Thousands in Philippines protest corruption and demand return of stolen funds from flood projects
Thousands of demonstrators including from the Roman Catholic church clergy protested in the Philippines on Sunday, calling for the swift prosecution of top legislators and officials implicated in a corruption scandal that has buffeted the Asian democracy.
MANILA, Philippines — Thousands of demonstrators including from the Roman Catholic church clergy protested in the Philippines on Sunday, calling for the swift prosecution of top legislators and officials implicated in a corruption scandal that has buffeted the Asian democracy.
Left-wing groups led a separate protest in Manila’s main park with a blunt demand for all implicated government officials to immediately resign and face prosecution.
President Ferdinand Marcos Jr. has been scrambling to quell public outrage over the massive corruption blamed for substandard, defective or nonexistent flood control projects across an archipelago long prone to deadly flooding and extreme weather in tropical Asia.

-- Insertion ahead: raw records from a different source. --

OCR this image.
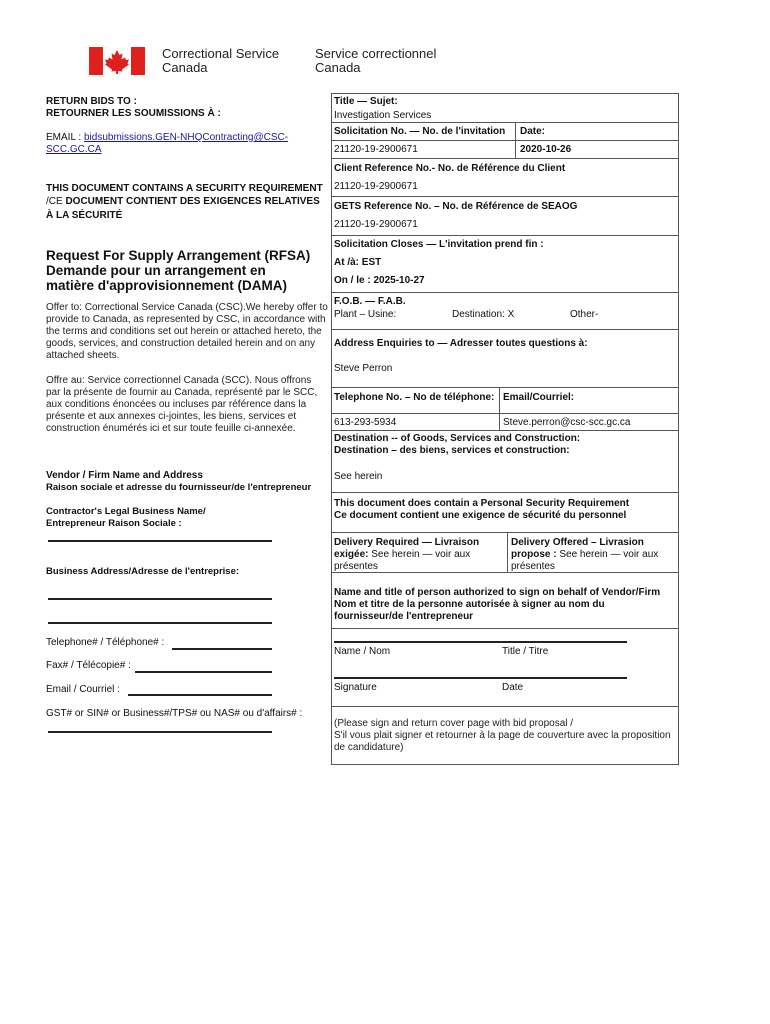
Correctional Service
Canada
Service correctionnel
Canada
RETURN BIDS TO :
RETOURNER LES SOUMISSIONS À :
EMAIL : bidsubmissions.GEN-NHQContracting@CSC-
SCC.GC.CA
THIS DOCUMENT CONTAINS A SECURITY REQUIREMENT
/CE DOCUMENT CONTIENT DES EXIGENCES RELATIVES
À LA SÉCURITÉ
Request For Supply Arrangement (RFSA)
Demande pour un arrangement en
matière d'approvisionnement (DAMA)
Offer to: Correctional Service Canada (CSC).We hereby offer to
provide to Canada, as represented by CSC, in accordance with
the terms and conditions set out herein or attached hereto, the
goods, services, and construction detailed herein and on any
attached sheets.
Offre au: Service correctionnel Canada (SCC). Nous offrons
par la présente de fournir au Canada, représenté par le SCC,
aux conditions énoncées ou incluses par référence dans la
présente et aux annexes ci-jointes, les biens, services et
construction énumérés ici et sur toute feuille ci-annexée.
Vendor / Firm Name and Address
Raison sociale et adresse du fournisseur/de l'entrepreneur
Contractor's Legal Business Name/
Entrepreneur Raison Sociale :
Business Address/Adresse de l'entreprise:
Telephone# / Téléphone# :
Fax# / Télécopie# :
Email / Courriel :
GST# or SIN# or Business#/TPS# ou NAS# ou d'affairs# :
Title — Sujet:
Investigation Services
Solicitation No. — No. de l'invitation Date:
21120-19-2900671	2020-10-26
Client Reference No.- No. de Référence du Client
21120-19-2900671
GETS Reference No. – No. de Référence de SEAOG
21120-19-2900671
Solicitation Closes — L'invitation prend fin :
At /à: EST
On / le : 2025-10-27
F.O.B. — F.A.B.
Plant – Usine:	Destination: X	Other-
Address Enquiries to — Adresser toutes questions à:
Steve Perron
Telephone No. – No de téléphone: Email/Courriel:
613-293-5934	Steve.perron@csc-scc.gc.ca
Destination -- of Goods, Services and Construction:
Destination – des biens, services et construction:
See herein
This document does contain a Personal Security Requirement
Ce document contient une exigence de sécurité du personnel
Delivery Required — Livraison
exigée: See herein — voir aux
présentes
Delivery Offered – Livrasion
propose : See herein — voir aux
présentes
Name and title of person authorized to sign on behalf of Vendor/Firm
Nom et titre de la personne autorisée à signer au nom du
fournisseur/de l'entrepreneur
Name / Nom	Title / Titre
Signature	Date
(Please sign and return cover page with bid proposal /
S'il vous plait signer et retourner à la page de couverture avec la proposition
de candidature)
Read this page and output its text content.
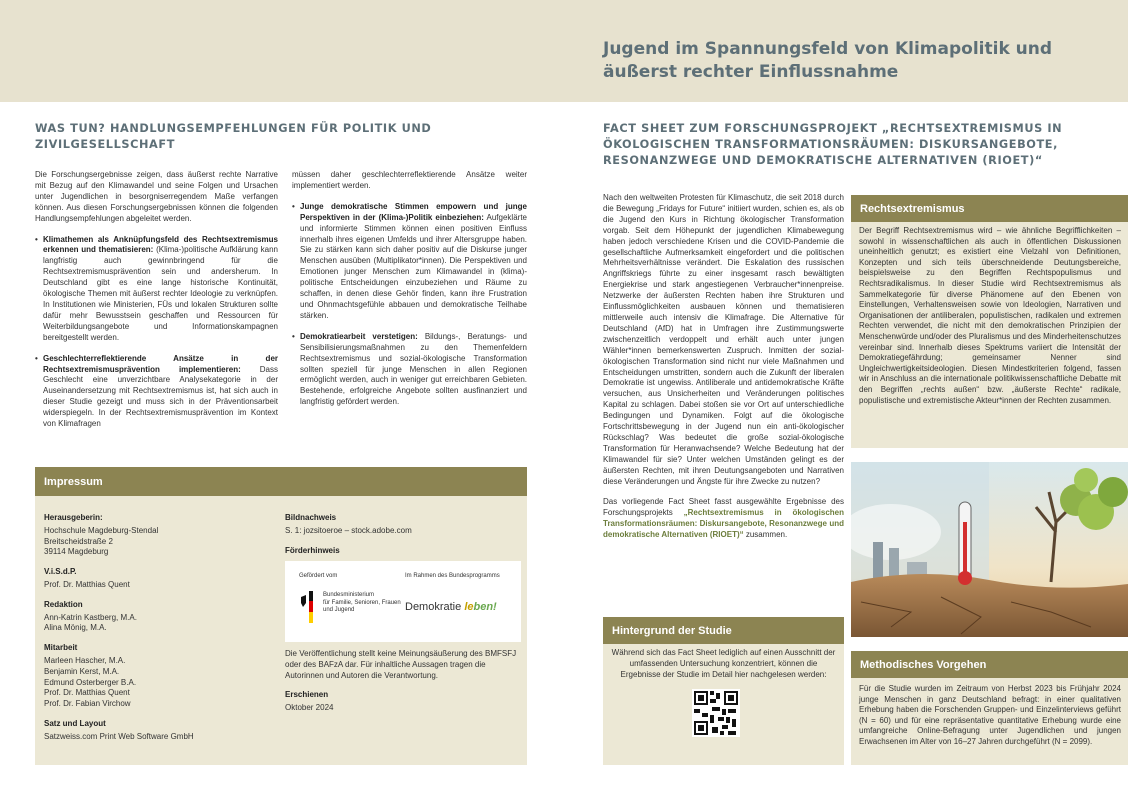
Jugend im Spannungsfeld von Klimapolitik und
äußerst rechter Einflussnahme
WAS TUN? HANDLUNGSEMPFEHLUNGEN FÜR POLITIK UND
ZIVILGESELLSCHAFT

Die Forschungsergebnisse zeigen, dass äußerst rechte Narrative mit Bezug auf den Klimawandel und seine Folgen und Ursachen unter Jugendlichen in besorgniserregendem Maße verfangen können. Aus diesen Forschungsergebnissen können die folgenden Handlungsempfehlungen abgeleitet werden.

• Klimathemen als Anknüpfungsfeld des Rechtsextremismus erkennen und thematisieren: (Klima-)politische Aufklärung kann langfristig auch gewinnbringend für die Rechtsextremismusprävention sein und andersherum. In Deutschland gibt es eine lange historische Kontinuität, ökologische Themen mit äußerst rechter Ideologie zu verknüpfen. In Institutionen wie Ministerien, FÜs und lokalen Strukturen sollte dafür mehr Bewusstsein geschaffen und Ressourcen für Weiterbildungsangebote und Informationskampagnen bereitgestellt werden.
• Geschlechterreflektierende Ansätze in der Rechtsextremismusprävention implementieren: Dass Geschlecht eine unverzichtbare Analysekategorie in der Auseinandersetzung mit Rechtsextremismus ist, hat sich auch in dieser Studie gezeigt und muss sich in der Präventionsarbeit widerspiegeln. In der Rechtsextremismusprävention im Kontext von Klimafragen

müssen daher geschlechterreflektierende Ansätze weiter implementiert werden.

• Junge demokratische Stimmen empowern und junge Perspektiven in der (Klima-)Politik einbeziehen: Aufgeklärte und informierte Stimmen können einen positiven Einfluss innerhalb ihres eigenen Umfelds und ihrer Altersgruppe haben. Sie zu stärken kann sich daher positiv auf die Diskurse junger Menschen ausüben (Multiplikator*innen). Die Perspektiven und Emotionen junger Menschen zum Klimawandel in (klima)-politische Entscheidungen einzubeziehen und Räume zu schaffen, in denen diese Gehör finden, kann ihre Frustration und Ohnmachtsgefühle abbauen und demokratische Teilhabe stärken.
• Demokratiearbeit verstetigen: Bildungs-, Beratungs- und Sensibilisierungsmaßnahmen zu den Themenfeldern Rechtsextremismus und sozial-ökologische Transformation sollten speziell für junge Menschen in allen Regionen ermöglicht werden, auch in weniger gut erreichbaren Gebieten. Bestehende, erfolgreiche Angebote sollten ausfinanziert und langfristig gefördert werden.
Impressum
Herausgeberin:
Hochschule Magdeburg-Stendal
Breitscheidstraße 2
39114 Magdeburg
V.i.S.d.P.
Prof. Dr. Matthias Quent
Redaktion
Ann-Katrin Kastberg, M.A.
Alina Mönig, M.A.
Mitarbeit
Marleen Hascher, M.A.
Benjamin Kerst, M.A.
Edmund Osterberger B.A.
Prof. Dr. Matthias Quent
Prof. Dr. Fabian Virchow
Satz und Layout
Satzweiss.com Print Web Software GmbH
Bildnachweis
S. 1: jozsitoeroe – stock.adobe.com
Förderhinweis
Gefördert vom	Im Rahmen des Bundesprogramms
Bundesministerium
für Familie, Senioren, Frauen
und Jugend	Demokratie leben!
Die Veröffentlichung stellt keine Meinungsäußerung des BMFSFJ oder des BAFzA dar. Für inhaltliche Aussagen tragen die Autorinnen und Autoren die Verantwortung.
Erschienen
Oktober 2024
FACT SHEET ZUM FORSCHUNGSPROJEKT „RECHTSEXTREMISMUS IN
ÖKOLOGISCHEN TRANSFORMATIONSRÄUMEN: DISKURSANGEBOTE,
RESONANZWEGE UND DEMOKRATISCHE ALTERNATIVEN (RIOET)“

Nach den weltweiten Protesten für Klimaschutz, die seit 2018 durch die Bewegung „Fridays for Future“ initiiert wurden, schien es, als ob die Jugend den Kurs in Richtung ökologischer Transformation vorgab. Seit dem Höhepunkt der jugendlichen Klimabewegung haben jedoch verschiedene Krisen und die COVID-Pandemie die gesellschaftliche Aufmerksamkeit eingefordert und die politischen Mehrheitsverhältnisse verändert. Die Eskalation des russischen Angriffskriegs führte zu einer insgesamt rasch bewältigten Energiekrise und stark angestiegenen Verbraucher*innenpreise. Netzwerke der äußersten Rechten haben ihre Strukturen und Einflussmöglichkeiten ausbauen können und thematisieren mittlerweile auch intensiv die Klimafrage. Die Alternative für Deutschland (AfD) hat in Umfragen ihre Zustimmungswerte zwischenzeitlich verdoppelt und erhält auch unter jungen Wähler*innen bemerkenswerten Zuspruch. Inmitten der sozial-ökologischen Transformation sind nicht nur viele Maßnahmen und Entscheidungen umstritten, sondern auch die Zukunft der liberalen Demokratie ist ungewiss. Antiliberale und antidemokratische Kräfte versuchen, aus Unsicherheiten und Veränderungen politisches Kapital zu schlagen. Dabei stoßen sie vor Ort auf unterschiedliche Bedingungen und Dynamiken. Folgt auf die ökologische Fortschrittsbewegung in der Jugend nun ein anti-ökologischer Rückschlag? Was bedeutet die große sozial-ökologische Transformation für Heranwachsende? Welche Bedeutung hat der Klimawandel für sie? Unter welchen Umständen gelingt es der äußersten Rechten, mit ihren Deutungsangeboten und Narrativen diese Veränderungen und Ängste für ihre Zwecke zu nutzen?

Das vorliegende Fact Sheet fasst ausgewählte Ergebnisse des Forschungsprojekts „Rechtsextremismus in ökologischen Transformationsräumen: Diskursangebote, Resonanzwege und demokratische Alternativen (RIOET)“ zusammen.

Rechtsextremismus

Der Begriff Rechtsextremismus wird – wie ähnliche Begrifflichkeiten – sowohl in wissenschaftlichen als auch in öffentlichen Diskussionen uneinheitlich genutzt; es existiert eine Vielzahl von Definitionen, Konzepten und sich teils überschneidende Deutungsbereiche, beispielsweise zu den Begriffen Rechtspopulismus und Rechtsradikalismus. In dieser Studie wird Rechtsextremismus als Sammelkategorie für diverse Phänomene auf den Ebenen von Einstellungen, Verhaltensweisen sowie von Ideologien, Narrativen und Organisationen der antiliberalen, populistischen, radikalen und extremen Rechten verwendet, die nicht mit den demokratischen Prinzipien der Menschenwürde und/oder des Pluralismus und des Minderheitenschutzes vereinbar sind. Innerhalb dieses Spektrums variiert die Intensität der Demokratiegefährdung; gemeinsamer Nenner sind Ungleichwertigkeitsideologien. Diesen Mindestkriterien folgend, fassen wir in Anschluss an die internationale politikwissenschaftliche Debatte mit den Begriffen „rechts außen“ bzw. „äußerste Rechte“ radikale, populistische und extremistische Akteur*innen der Rechten zusammen.

Hintergrund der Studie

Während sich das Fact Sheet lediglich auf einen Ausschnitt der umfassenden Untersuchung konzentriert, können die Ergebnisse der Studie im Detail hier nachgelesen werden:

Methodisches Vorgehen

Für die Studie wurden im Zeitraum von Herbst 2023 bis Frühjahr 2024 junge Menschen in ganz Deutschland befragt: in einer qualitativen Erhebung haben die Forschenden Gruppen- und Einzelinterviews geführt (N = 60) und für eine repräsentative quantitative Erhebung wurde eine umfangreiche Online-Befragung unter Jugendlichen und jungen Erwachsenen im Alter von 16–27 Jahren durchgeführt (N = 2099).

More than 17,000 police officers were deployed in metropolitan Manila to secure the separate protests. The Malacanang presidential palace complex in Manila was in a security lockdown with key access roads and bridges blocked by anti-riot police officers, trucks and barbed wire railings.
In a deeply divided democracy where two presidents have been separately overthrown in the last 39 years partly over allegations of plunder, there have been isolated calls for the military to withdraw support from the Marcos administration.